You object to creating empty methods because they cause compiler warnings. In your case, just omit the parameter name:

void funC(int) // Note lack of parameter name
{
}

Or comment the name out:

void funC(int /*input3*/)
{
}

Or even by using templates!

template<class T> void ignore( const T& ) { }

//...

void funC(int input3)
{
    ignore(input3);
}

Here's what I would have done: create a helper base class with empty default implementations of all pure virtual methods. Then you can derive from this base class instead of the main interface and then select which method to override.

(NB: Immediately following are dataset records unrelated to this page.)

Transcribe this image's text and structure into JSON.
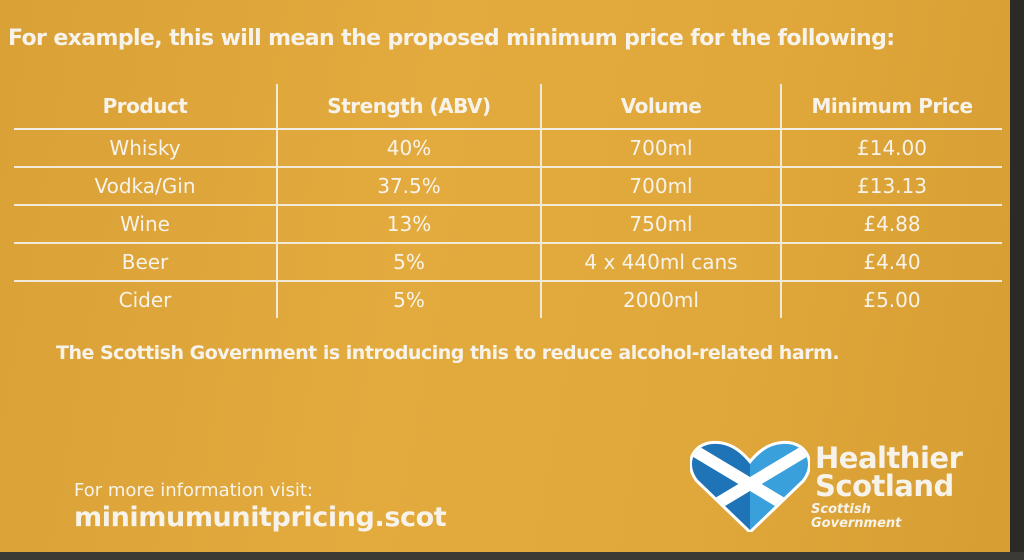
{
  "intro": "For example, this will mean the proposed minimum price for the following:",
  "table": {
    "headers": [
      "Product",
      "Strength (ABV)",
      "Volume",
      "Minimum Price"
    ],
    "rows": [
      [
        "Whisky",
        "40%",
        "700ml",
        "£14.00"
      ],
      [
        "Vodka/Gin",
        "37.5%",
        "700ml",
        "£13.13"
      ],
      [
        "Wine",
        "13%",
        "750ml",
        "£4.88"
      ],
      [
        "Beer",
        "5%",
        "4 x 440ml cans",
        "£4.40"
      ],
      [
        "Cider",
        "5%",
        "2000ml",
        "£5.00"
      ]
    ]
  },
  "statement": "The Scottish Government is introducing this to reduce alcohol-related harm.",
  "footer": {
    "visit_label": "For more information visit:",
    "url": "minimumunitpricing.scot"
  },
  "logo": {
    "icon": "saltire-heart-icon",
    "line1": "Healthier",
    "line2": "Scotland",
    "sub1": "Scottish",
    "sub2": "Government",
    "colors": {
      "heart_dark": "#1f74b8",
      "heart_light": "#3aa0dc",
      "background": "#e2a93c"
    }
  }
}
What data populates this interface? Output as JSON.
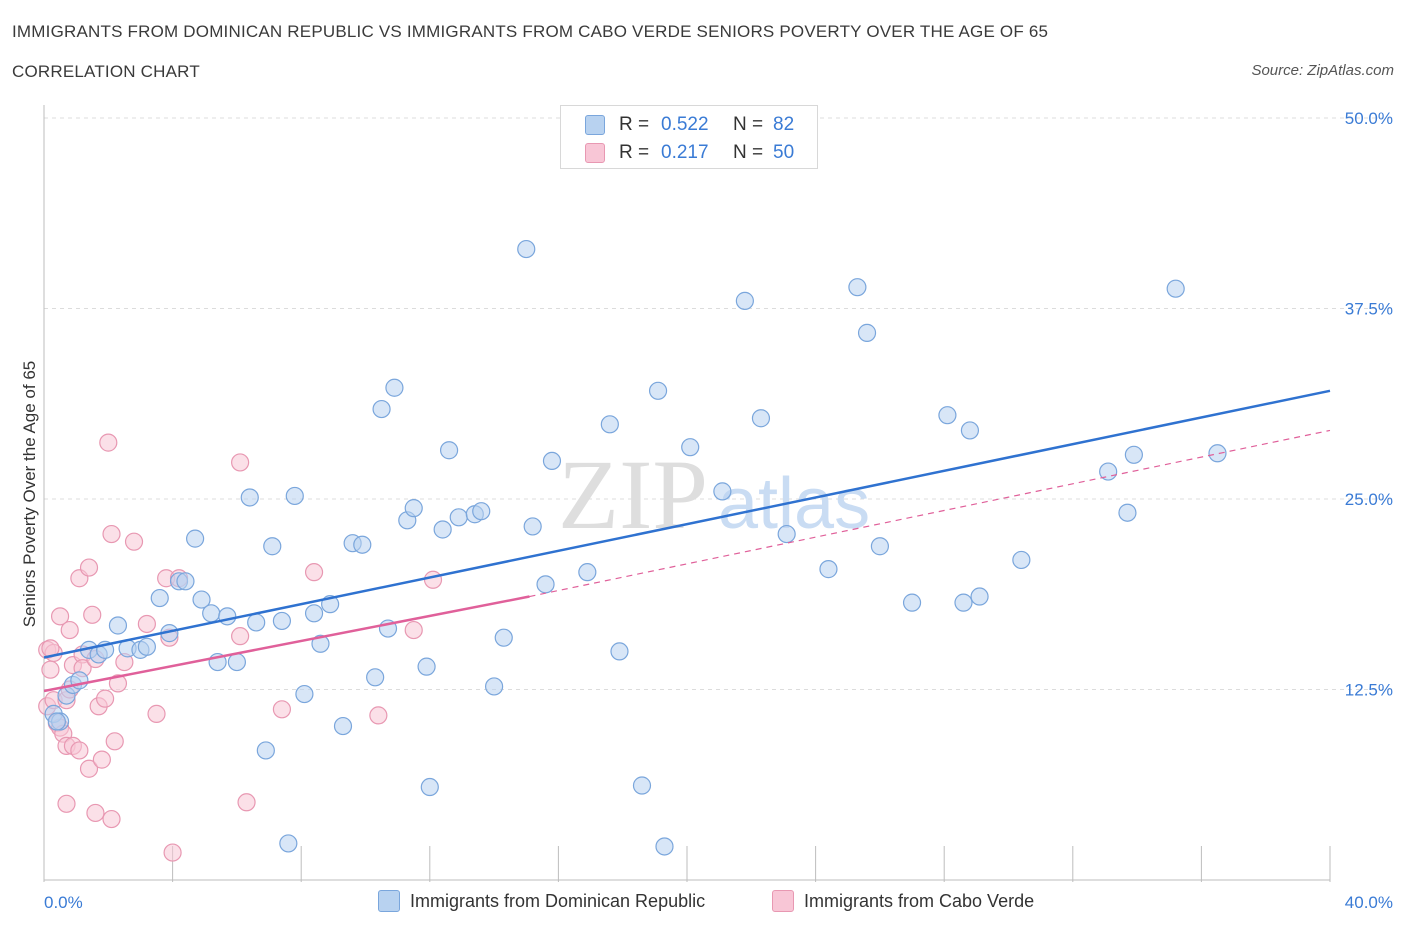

// main interface, everything pure virtual
struct IBase
{
   virtual ~IBase() {}
   virtual void basicFun() = 0;
   virtual void funA(int input1) = 0;
   virtual void funB(int input2) = 0;
   virtual void funC(int input3) = 0;
};

// helper base class with default implementations (empty)
class Base : public IBase
{
   void basicFun() {}
   void funA(int input1) {}
   void funB(int input2) {}
   void funC(int input3) {}
};

class Derived1 : public Base { //this class support only funA()
   void funA(int input1) {//do something}
};

class Derived2 : public Base { //this class support both funA() funB()
   void funA(int input1) {//do something}
   void funB(int input2) {//do something}
};

class Derived3 : public IBase { //this class support all
   void basicFun() {//....}
   void funA(int input1) {//do something}
   void funB(int input2) {//do something}
   void funC(int input3) {//do something}
};

int main()
{
   // I always program to the interface
   IBase& b1 = Derived1(); b1.basicFun(); b1.funA(); b1.funB(); b1.funC();
   IBase& b2 = Derived2(); b2.basicFun(); b2.funA(); b2.funB(); b2.funC();
   IBase& b3 = Derived3(); b3.basicFun(); b3.funA(); b3.funB(); b3.funC();
}

If you truly need non uniform interfaces (think about it before), maybe the Visitor pattern is worth a try:

struct Visitor;

struct Base
{
    virtual ~Base() {}
    virtual void accept(Visitor& v) { v.visit(*this); }
};

struct InterfaceA : Base
{
    void accept(Visitor& v) { v.visit(*this); }
    virtual void MethodA() = 0;
};

struct InterfaceB : Base
{
    void accept(Visitor& v) { v.visit(*this); }
    virtual void MethodB() = 0;
};

struct InterfaceA2 : InterfaceA
{
    void accept(Visitor& v) { v.visit(*this); }
    void MethodA(); // Override, eg. in terms of MethodC
    virtual void MethodC() = 0;
};

// Provide sensible default behavior. Note that the visitor class must be
// aware of the whole hierarchy of interfaces
struct Visitor
{
    virtual ~Visitor() {}
    virtual void visit(Base& b) { throw "not implemented"; }
    virtual void visit(InterfaceA& x) { this->visit(static_cast<Base&>(x)); }
    virtual void visit(InterfaceA2& x) { this->visit(static_cast<InterfaceA&>(x)); }
    virtual void visit(InterfaceB& x) { this->visit(static_cast<Base&>(x)); }
};


// Concrete visitor: you don't have to override all the functions. The unimplemented
// ones will default to what you expect.
struct MyAction : Visitor
{
    void visit(InterfaceA& x)
    {
        x.MethodA();
    }

    void visit(InterfaceB& x)
    {
        x.methodB();
    }
};

usage:

Base* x = getSomeConcreteObject();
MyAction f;
x->accept(f);

this will invoke either MethodA or MethodB depending on the runtime type of x. The visitor as implemented allows you not to overload many functions, and falls back to the action for a base class if the behavior is not implemented. Eventually, if you fail to provide an action in a visitor for some class, it will default to throw "not implemented".

Const correctness may force you to distinguish between Visitor and ConstVisitor, for whom all the accept methods would be const.